Reputation: 75
This is my model with associations:
class ProjectLineThreshold < ActiveRecord::Base
belongs_to :project_line
belongs_to :source, class_name: 'Language'
belongs_to :target, class_name: 'Language'
end
ProjectLineThreshold table has these columns (:id, :source_id, :target_id, :score). I need to add names of the languages by source_id and target_id from languages table.
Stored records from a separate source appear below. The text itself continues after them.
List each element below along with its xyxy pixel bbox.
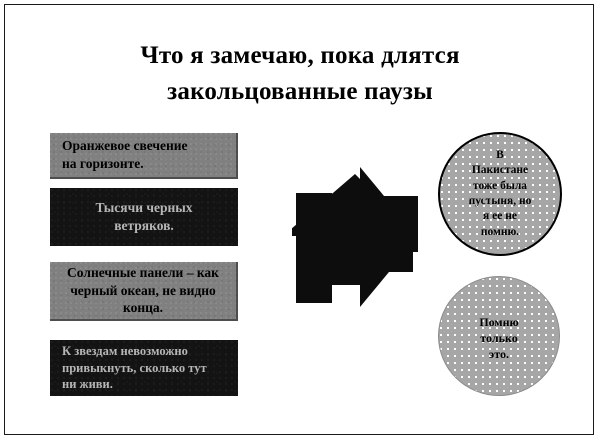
observation-box-1-line-1: Оранжевое свечение [62, 137, 228, 155]
observation-box-3-line-1: Солнечные панели – как [60, 264, 226, 282]
memory-circle-2: Помню только это. [438, 276, 560, 396]
memory-circle-2-line-2: только [452, 331, 546, 347]
observation-box-4: К звездам невозможно привыкнуть, сколько… [50, 340, 238, 396]
observation-box-4-line-3: ни живи. [62, 376, 230, 393]
slide-canvas: Что я замечаю, пока длятся закольцованны… [0, 0, 600, 443]
memory-circle-1-line-4: пустыня, но [453, 194, 547, 209]
memory-circle-2-line-1: Помню [452, 315, 546, 331]
observation-box-2: Тысячи черных ветряков. [50, 188, 238, 246]
observation-box-4-line-1: К звездам невозможно [62, 343, 230, 360]
memory-circle-1-line-2: Пакистане [453, 163, 547, 178]
memory-circle-2-line-3: это. [452, 347, 546, 363]
right-arrow-icon [292, 163, 418, 311]
observation-box-1: Оранжевое свечение на горизонте. [50, 133, 238, 179]
memory-circle-1-line-3: тоже была [453, 179, 547, 194]
observation-box-2-line-2: ветряков. [60, 217, 228, 235]
observation-box-2-line-1: Тысячи черных [60, 199, 228, 217]
memory-circle-1-line-5: я ее не [453, 209, 547, 224]
memory-circle-1-text: В Пакистане тоже была пустыня, но я ее н… [453, 148, 547, 240]
page-title-line-1: Что я замечаю, пока длятся [40, 38, 560, 74]
observation-box-3-line-2: черный океан, не видно [60, 282, 226, 300]
observation-box-4-line-2: привыкнуть, сколько тут [62, 360, 230, 377]
page-title: Что я замечаю, пока длятся закольцованны… [40, 38, 560, 109]
memory-circle-2-text: Помню только это. [452, 309, 546, 363]
observation-box-3: Солнечные панели – как черный океан, не … [50, 262, 238, 321]
memory-circle-1: В Пакистане тоже была пустыня, но я ее н… [438, 132, 562, 256]
page-title-line-2: закольцованные паузы [40, 74, 560, 110]
observation-box-3-line-3: конца. [60, 299, 226, 317]
observation-box-1-line-2: на горизонте. [62, 155, 228, 173]
memory-circle-1-line-6: помню. [453, 225, 547, 240]
memory-circle-1-line-1: В [453, 148, 547, 163]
I came up with this statement :
thresholds = self.project_line_thresholds.joins(:source, :target)
.select('project_line_thresholds.id, project_line_thresholds.source_id, project_line_thresholds.target_id,
project_line_thresholds.score, languages.name as source_name, languages.name as target_name')
But I get the same names for target and source. What would be the proper join statement, or I am doing it wrong?
Upvotes: 0
Views: 1142
Reputation: 3881
The following query will only hit the db once:
self.project_line_thresholds
.joins(:source, :target)
.includes(:source, :target)
.map {|plt| [plt.id, plt.source_id, plt.target_id, plt.score, source.name, target.name]}
Upvotes: 1
Reputation: 5740
You need a statement only if you want to eager load your data, ie run one sql query for everything. Answers for this have already been provided.
Otherwise, you may just use the association methods provided by active record
, for example:
@project_line_threshold.source.name
@project_line_threshold.target.name
Upvotes: 1
Reputation: 24337
You don't need the select statement, just get the names through the associations:
ProjectLineThreshold.includes(:source, :target).each do |plt|
puts "Source name: #{plt.source.name}"
puts "Target name: #{plt.target.name}"
end
Note that includes
just makes sure to preload the associated records, otherwise it would run separate queries to retrieve source and target during each iteration of the loop.